Only 5,000 californium atoms were produced in this experiment.

The odd mass isotopes of curium ²⁴³Cm, ²⁴⁵Cm, and ²⁴⁷Cm are all highly fissile and can be used to generate additional energy in a nuclear reactor with thermal spectrum; while all Cm isotopes are fissile in reactors with fast neutron spectra. This is one of the motivations for minor actinide separation and transmutation in the nuclear fuel cycle, helping to reduce the long-term radiotoxicity of spent nuclear fuel.

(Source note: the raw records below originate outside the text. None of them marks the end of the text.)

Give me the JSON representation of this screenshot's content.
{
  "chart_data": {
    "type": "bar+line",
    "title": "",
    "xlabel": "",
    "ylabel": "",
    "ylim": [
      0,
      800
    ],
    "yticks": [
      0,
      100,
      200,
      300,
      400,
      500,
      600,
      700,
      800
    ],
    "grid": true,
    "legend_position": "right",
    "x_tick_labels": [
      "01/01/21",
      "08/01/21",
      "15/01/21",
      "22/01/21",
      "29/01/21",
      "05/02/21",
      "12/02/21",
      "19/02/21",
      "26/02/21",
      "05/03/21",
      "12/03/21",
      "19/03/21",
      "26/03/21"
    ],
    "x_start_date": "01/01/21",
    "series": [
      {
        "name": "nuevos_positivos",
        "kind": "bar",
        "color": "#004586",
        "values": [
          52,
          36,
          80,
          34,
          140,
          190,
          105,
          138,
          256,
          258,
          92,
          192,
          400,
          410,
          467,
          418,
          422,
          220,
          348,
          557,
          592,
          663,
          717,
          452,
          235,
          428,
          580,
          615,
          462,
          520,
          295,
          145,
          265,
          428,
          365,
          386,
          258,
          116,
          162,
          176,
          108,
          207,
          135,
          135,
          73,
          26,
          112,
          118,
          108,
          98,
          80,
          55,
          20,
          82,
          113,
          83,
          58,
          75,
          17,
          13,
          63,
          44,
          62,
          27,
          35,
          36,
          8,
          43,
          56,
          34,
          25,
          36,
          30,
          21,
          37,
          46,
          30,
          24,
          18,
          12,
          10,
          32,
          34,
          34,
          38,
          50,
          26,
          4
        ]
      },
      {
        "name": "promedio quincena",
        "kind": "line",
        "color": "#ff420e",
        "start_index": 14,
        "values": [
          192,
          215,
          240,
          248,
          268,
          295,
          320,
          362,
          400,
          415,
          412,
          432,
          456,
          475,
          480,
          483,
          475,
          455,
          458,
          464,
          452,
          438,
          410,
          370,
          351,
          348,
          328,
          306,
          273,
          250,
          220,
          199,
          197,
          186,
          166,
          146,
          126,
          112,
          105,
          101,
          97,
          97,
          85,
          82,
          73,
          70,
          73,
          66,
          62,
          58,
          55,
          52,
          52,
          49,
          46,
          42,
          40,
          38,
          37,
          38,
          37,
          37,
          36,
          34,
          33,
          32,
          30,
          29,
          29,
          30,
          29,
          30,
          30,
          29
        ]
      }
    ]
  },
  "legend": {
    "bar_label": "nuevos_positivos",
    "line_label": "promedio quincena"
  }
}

X-ray spectrometer by alpha particles of a Mars exploration robot.

X-ray spectrometer

The most practical use of the ²⁴⁴Cm—although limited in total volume—is as a source of α particles in the Alpha Particle X-ray Spectrometer (APXS). These instruments were installed on the Sojourner, Mars, Mars 96, Mars Exploration Rovers, and Philae space probes, and also at the Mars Science Laboratory to analyze the composition and structure of rocks on the surface of the planet Mars. The APXS also it was used on the Lunar Surveyor 5–7 probes but with a source of ²⁴²Cm.

A scheme beyond APXS is equipped with a sensor head containing six curium sources with a radioactive decay activity of several tens of millicuries (approximately one gigabecquerel). The sources are collimated in the sample, and the energy spectrum of alpha particles and protons scattered from the sample are analyzed (proton analysis is implemented only in some spectrometers). These spectra contain quantitative information for all the major elements in the samples except hydrogen, helium, and lithium.